One of the earliest known proofs in number theory tackles this elegant question:

Problem: Show that \( \sqrt{2} \) cannot be written as a ratio of two integers.
In other words, prove that \( \sqrt{2} \) is irrational.

Step-by-Step Proof (By Contradiction)

Suppose, for contradiction, that \( \sqrt{2} \) is rational.

Then we can write:

\[ \sqrt{2} = \frac{a}{b} \]

where \( a \) and \( b \) are integers with no common factors (i.e., the fraction is in lowest terms).

\[ \left(\frac{a}{b}\right)^2 = 2 \Rightarrow \frac{a^2}{b^2} = 2 \Rightarrow a^2 = 2b^2 \]

So \( a^2 \) is even, which means \( a \) must also be even (since the square of an odd number is odd).

Let \( a = 2k \) for some integer \( k \).

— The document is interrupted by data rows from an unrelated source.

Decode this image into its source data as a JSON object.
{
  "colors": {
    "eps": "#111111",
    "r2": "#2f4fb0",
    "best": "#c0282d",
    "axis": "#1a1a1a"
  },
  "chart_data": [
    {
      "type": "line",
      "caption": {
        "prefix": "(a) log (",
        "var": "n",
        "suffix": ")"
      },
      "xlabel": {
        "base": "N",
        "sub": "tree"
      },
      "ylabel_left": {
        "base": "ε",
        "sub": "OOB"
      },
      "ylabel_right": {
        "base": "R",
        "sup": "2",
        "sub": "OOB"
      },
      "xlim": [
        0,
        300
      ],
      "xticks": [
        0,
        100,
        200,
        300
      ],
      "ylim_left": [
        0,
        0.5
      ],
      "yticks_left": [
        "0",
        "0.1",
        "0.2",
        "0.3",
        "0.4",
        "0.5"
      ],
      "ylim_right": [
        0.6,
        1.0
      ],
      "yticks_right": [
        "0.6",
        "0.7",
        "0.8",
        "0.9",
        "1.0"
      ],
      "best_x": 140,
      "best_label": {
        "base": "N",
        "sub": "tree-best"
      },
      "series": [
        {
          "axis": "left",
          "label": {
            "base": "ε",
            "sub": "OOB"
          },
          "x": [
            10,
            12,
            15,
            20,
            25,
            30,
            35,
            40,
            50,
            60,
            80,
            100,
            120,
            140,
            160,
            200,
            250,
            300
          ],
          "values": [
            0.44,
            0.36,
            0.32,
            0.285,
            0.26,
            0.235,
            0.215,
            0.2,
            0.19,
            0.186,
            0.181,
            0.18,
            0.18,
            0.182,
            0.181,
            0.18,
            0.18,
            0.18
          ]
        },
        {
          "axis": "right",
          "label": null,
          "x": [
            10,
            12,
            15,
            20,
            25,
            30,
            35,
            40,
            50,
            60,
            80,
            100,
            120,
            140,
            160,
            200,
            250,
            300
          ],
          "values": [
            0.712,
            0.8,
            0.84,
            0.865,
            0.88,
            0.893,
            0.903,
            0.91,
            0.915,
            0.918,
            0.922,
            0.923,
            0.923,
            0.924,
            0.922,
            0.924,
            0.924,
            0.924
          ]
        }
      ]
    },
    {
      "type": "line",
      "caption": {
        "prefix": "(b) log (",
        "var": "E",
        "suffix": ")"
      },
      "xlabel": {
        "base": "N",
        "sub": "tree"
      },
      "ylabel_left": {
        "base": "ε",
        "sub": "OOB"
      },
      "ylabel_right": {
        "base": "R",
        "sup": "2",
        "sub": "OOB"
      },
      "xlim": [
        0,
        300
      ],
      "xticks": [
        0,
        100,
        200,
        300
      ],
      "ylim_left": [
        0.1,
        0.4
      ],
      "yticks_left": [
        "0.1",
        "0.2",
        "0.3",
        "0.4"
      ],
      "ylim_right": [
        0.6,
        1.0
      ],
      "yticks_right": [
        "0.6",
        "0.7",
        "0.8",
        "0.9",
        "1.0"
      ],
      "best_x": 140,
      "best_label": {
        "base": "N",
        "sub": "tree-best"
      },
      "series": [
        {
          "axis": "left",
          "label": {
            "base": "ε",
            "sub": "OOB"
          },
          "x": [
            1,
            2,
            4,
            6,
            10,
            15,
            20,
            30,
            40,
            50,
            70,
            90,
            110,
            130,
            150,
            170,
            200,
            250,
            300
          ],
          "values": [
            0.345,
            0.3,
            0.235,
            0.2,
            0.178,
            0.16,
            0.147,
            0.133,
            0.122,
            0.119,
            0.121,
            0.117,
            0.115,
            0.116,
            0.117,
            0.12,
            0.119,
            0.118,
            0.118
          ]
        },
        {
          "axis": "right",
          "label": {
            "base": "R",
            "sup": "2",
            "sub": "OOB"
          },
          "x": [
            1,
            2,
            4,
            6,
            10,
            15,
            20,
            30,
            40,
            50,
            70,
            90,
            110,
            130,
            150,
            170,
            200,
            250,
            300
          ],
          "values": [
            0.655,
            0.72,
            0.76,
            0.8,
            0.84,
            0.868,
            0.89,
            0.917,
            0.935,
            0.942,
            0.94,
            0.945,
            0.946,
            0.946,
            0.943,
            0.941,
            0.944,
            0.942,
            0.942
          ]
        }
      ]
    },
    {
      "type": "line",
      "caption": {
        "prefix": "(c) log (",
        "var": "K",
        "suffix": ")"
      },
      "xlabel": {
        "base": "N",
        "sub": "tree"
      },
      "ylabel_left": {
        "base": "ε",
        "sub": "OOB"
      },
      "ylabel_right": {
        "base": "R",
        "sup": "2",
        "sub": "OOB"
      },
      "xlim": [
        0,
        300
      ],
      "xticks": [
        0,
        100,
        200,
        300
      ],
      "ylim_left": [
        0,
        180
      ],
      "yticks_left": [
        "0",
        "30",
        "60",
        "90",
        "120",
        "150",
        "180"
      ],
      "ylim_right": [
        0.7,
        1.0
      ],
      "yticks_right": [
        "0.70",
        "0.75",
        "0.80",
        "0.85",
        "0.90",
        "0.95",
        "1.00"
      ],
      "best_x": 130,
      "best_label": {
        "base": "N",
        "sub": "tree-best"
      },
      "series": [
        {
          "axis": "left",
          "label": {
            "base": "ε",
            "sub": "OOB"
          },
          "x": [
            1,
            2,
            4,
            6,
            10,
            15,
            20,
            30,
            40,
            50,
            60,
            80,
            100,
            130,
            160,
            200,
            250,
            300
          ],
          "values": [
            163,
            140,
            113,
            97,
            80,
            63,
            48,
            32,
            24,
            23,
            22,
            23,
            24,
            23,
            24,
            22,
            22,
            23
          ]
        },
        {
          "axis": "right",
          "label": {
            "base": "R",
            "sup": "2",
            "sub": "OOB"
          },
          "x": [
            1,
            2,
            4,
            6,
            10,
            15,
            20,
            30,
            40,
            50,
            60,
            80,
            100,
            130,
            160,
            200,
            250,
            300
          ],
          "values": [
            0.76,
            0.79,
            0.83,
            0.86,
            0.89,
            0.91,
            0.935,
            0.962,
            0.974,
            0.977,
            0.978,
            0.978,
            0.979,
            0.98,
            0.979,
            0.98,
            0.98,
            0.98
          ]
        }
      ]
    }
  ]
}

\[ (2k)^2 = 2b^2 \Rightarrow 4k^2 = 2b^2 \Rightarrow b^2 = 2k^2 \]

So \( b^2 \) is also even → \( b \) is even.

Now we’ve concluded that both \( a \) and \( b \) are even, which means they share a common factor of 2.

But that contradicts our assumption that \( \frac{a}{b} \) was in lowest terms.

Final Answer

\( \sqrt{2} \) cannot be expressed as a ratio of two integers.
Therefore, \( \sqrt{2} \) is irrational.